I am a foreign grad and I applied with my (at the time boyfriend) in a couples match. I now regret doing that the but residency match knew our true fate. If you plan to be with this person, either get married or apply to same programs separately. Our chances were low at the time for matching and couples matching makes it even tougher. I applied to 93 programs with first time passing USMLEs with pretty good scores. I only got 7 interviews. Make your couples decisions very wisely!
Do you have any advice for balancing extracurriculars/ research with school/ clinical rotations?
Exercise, sleep, and eat well. Avoid excessive partying or late nights. Try not to overstudy and worry about what everyone else is doing. Take care of your mental health.
School and especially clinical rotations should come before extracurriculars/research, always remember that when you are considering taking on a project or a leadership role. You need to be honest with yourself regarding your limitations, strengths, and areas of growth. We are not all going to be the one in million student that does everything and we shouldn't strive to be that, be yourself and know your limits and thrive in that space.
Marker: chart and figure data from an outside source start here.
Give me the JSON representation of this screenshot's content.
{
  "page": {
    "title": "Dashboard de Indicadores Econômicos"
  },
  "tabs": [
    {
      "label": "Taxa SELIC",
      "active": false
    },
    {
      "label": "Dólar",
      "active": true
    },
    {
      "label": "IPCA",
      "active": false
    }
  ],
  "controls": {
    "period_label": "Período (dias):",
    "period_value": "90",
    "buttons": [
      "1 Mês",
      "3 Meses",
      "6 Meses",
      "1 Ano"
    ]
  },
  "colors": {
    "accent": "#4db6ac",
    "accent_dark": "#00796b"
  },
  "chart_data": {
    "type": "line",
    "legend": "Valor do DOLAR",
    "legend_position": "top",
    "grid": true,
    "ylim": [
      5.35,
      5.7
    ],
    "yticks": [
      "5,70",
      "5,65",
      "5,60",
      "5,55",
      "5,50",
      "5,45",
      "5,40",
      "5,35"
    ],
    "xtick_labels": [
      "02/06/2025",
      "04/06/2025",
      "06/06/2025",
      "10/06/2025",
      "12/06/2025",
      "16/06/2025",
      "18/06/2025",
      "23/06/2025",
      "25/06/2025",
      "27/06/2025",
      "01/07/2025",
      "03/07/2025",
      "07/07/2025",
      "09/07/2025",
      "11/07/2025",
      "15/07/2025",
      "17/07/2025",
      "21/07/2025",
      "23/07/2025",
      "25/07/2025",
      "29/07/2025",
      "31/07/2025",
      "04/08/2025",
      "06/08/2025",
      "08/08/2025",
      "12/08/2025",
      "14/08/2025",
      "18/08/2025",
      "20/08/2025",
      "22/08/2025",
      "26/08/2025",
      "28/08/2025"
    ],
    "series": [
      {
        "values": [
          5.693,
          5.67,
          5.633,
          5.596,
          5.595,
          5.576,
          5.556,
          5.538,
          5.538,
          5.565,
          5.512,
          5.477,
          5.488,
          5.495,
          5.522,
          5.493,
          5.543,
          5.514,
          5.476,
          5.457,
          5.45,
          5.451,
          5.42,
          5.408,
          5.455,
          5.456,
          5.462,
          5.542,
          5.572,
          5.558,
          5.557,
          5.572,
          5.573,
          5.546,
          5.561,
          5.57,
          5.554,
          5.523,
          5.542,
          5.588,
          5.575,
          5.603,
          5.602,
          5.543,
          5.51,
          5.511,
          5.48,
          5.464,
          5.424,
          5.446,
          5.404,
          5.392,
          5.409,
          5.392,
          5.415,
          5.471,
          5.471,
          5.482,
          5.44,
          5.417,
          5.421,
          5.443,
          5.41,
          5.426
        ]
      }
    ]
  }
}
Your school work/clinical rotations should be priority. There will be times when you are feeling unmotivated or too tired and it's important to have extracurriculars that brings you joy as well as reaffirms your passion for medicine. For research, try to get started on projects early and work on them slowly when you have down time on pre-clerkship or rotations. Often times I had multiple projects going on, but they were at different stages such as one being in IRB approving process, data collection phase and writing.
It wouldn't be fair to call this a balancing act. There will be time periods where you do not balance multiple activities, you simply prioritize the most important ones. For me, wellness was a very important part of my medical education. I picked extracurricular activities that both fulfilled me and also gave me leadership opportunities that I could include on my ERAS application.
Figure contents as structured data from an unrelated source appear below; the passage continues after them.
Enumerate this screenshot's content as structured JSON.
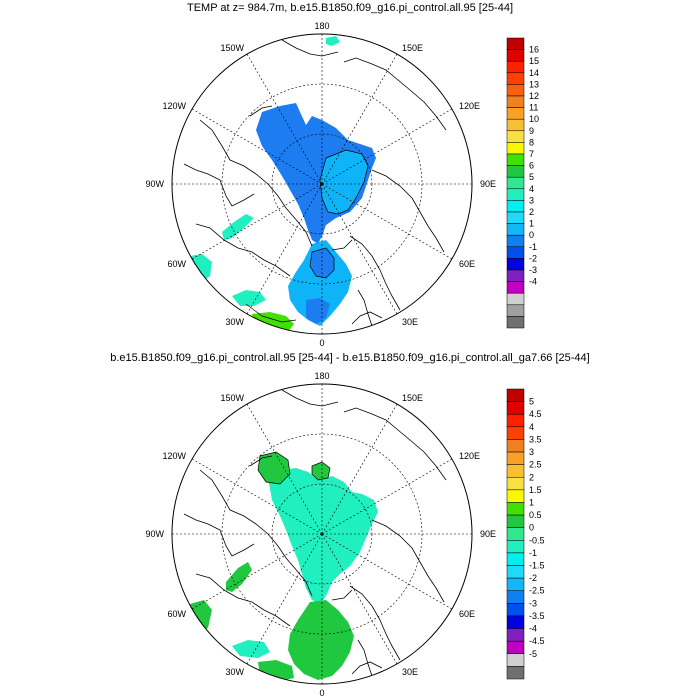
{
  "maps": [
    {
      "title": "TEMP at z= 984.7m, b.e15.B1850.f09_g16.pi_control.all.95 [25-44]",
      "lon_labels": [
        "180",
        "150E",
        "120E",
        "90E",
        "60E",
        "30E",
        "0",
        "30W",
        "60W",
        "90W",
        "120W",
        "150W"
      ],
      "colorbar": {
        "labels": [
          "16",
          "15",
          "14",
          "13",
          "12",
          "11",
          "10",
          "9",
          "8",
          "7",
          "6",
          "5",
          "4",
          "3",
          "2",
          "1",
          "0",
          "-1",
          "-2",
          "-3",
          "-4"
        ],
        "colors": [
          "#c00000",
          "#e00000",
          "#ff2000",
          "#ff4000",
          "#f86010",
          "#f08020",
          "#f8a028",
          "#f8c030",
          "#f8e040",
          "#f8f800",
          "#40e000",
          "#20c840",
          "#30e890",
          "#20f0c0",
          "#00f0f0",
          "#20d8f8",
          "#10b8f8",
          "#1080f0",
          "#0050f0",
          "#0000e0",
          "#8020c0",
          "#c000c0",
          "#d0d0d0",
          "#a0a0a0",
          "#707070"
        ]
      }
    },
    {
      "title": "b.e15.B1850.f09_g16.pi_control.all.95 [25-44] - b.e15.B1850.f09_g16.pi_control.all_ga7.66 [25-44]",
      "lon_labels": [
        "180",
        "150E",
        "120E",
        "90E",
        "60E",
        "30E",
        "0",
        "30W",
        "60W",
        "90W",
        "120W",
        "150W"
      ],
      "colorbar": {
        "labels": [
          "5",
          "4.5",
          "4",
          "3.5",
          "3",
          "2.5",
          "2",
          "1.5",
          "1",
          "0.5",
          "0",
          "-0.5",
          "-1",
          "-1.5",
          "-2",
          "-2.5",
          "-3",
          "-3.5",
          "-4",
          "-4.5",
          "-5"
        ],
        "colors": [
          "#c00000",
          "#e00000",
          "#ff2000",
          "#ff4000",
          "#f08020",
          "#f8a028",
          "#f8c030",
          "#f8e040",
          "#f8f800",
          "#40e000",
          "#20c840",
          "#30e890",
          "#20f0c0",
          "#00f0f0",
          "#20d8f8",
          "#10b8f8",
          "#1080f0",
          "#0050f0",
          "#0000e0",
          "#8020c0",
          "#c000c0",
          "#d0d0d0",
          "#707070"
        ]
      }
    }
  ]
}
During your path towards and during medical school, did you experience any failure or setback? How did you address it?
My daughter was born in my second year of medical school. I took a year off to be with her and came back to finish. A gap year may or may not be seen as a red flag depending on how you present it. I did not regret taking time to bond with my daughter knowing that once I start residency, I am on someone else’s time.
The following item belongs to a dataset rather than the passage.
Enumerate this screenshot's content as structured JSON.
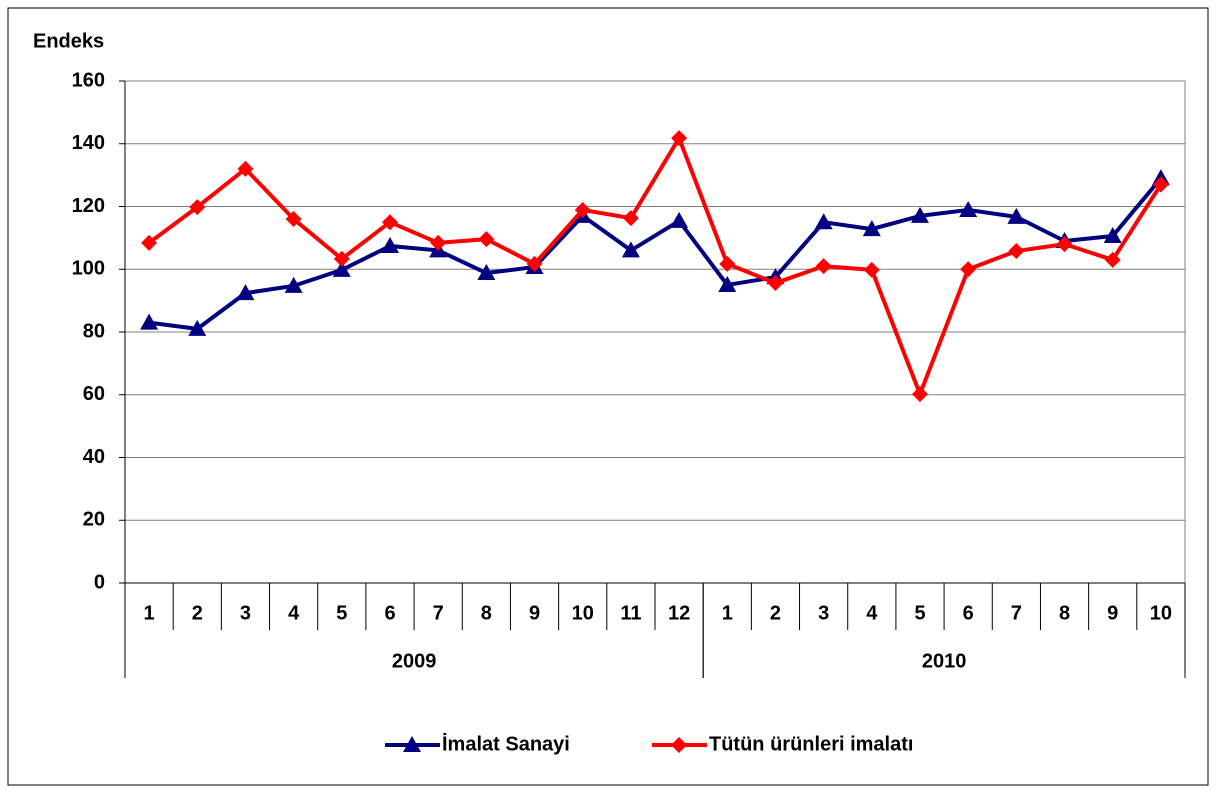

Step 2 attempt. I failed by 1 point in September right as applications were being submitted. I had 2 options, give up, or define my weak areas and take it again. I meandered for about a week and then assessed my weak areas, took better care of myself and passed it December. Do not lie about your failure. Everyone fails, it’s how you deal with it that defines you. I had 2 other colleagues from different schools, one Caribbean and the other Ivy League. They both went through the same thing and attained residency. Despite what anyone says, the impossible is possible.
One unexpected challenge going through medical school in an area without a large Latine population was feeling more different than I had before. In my large class, I am one of the few Latine students and one of the only LGBTQ+ Latine students. It was a challenge feeling so different from everyone else. What helped me was finding my people both locally and around the country. I met some great LGBTQ+ Latine students at LMSA conferences who brought me so much joy and comfort. Looking back, navigating identity was challenging but it also made me realize the importance of owning and celebrating the intersections of my identity.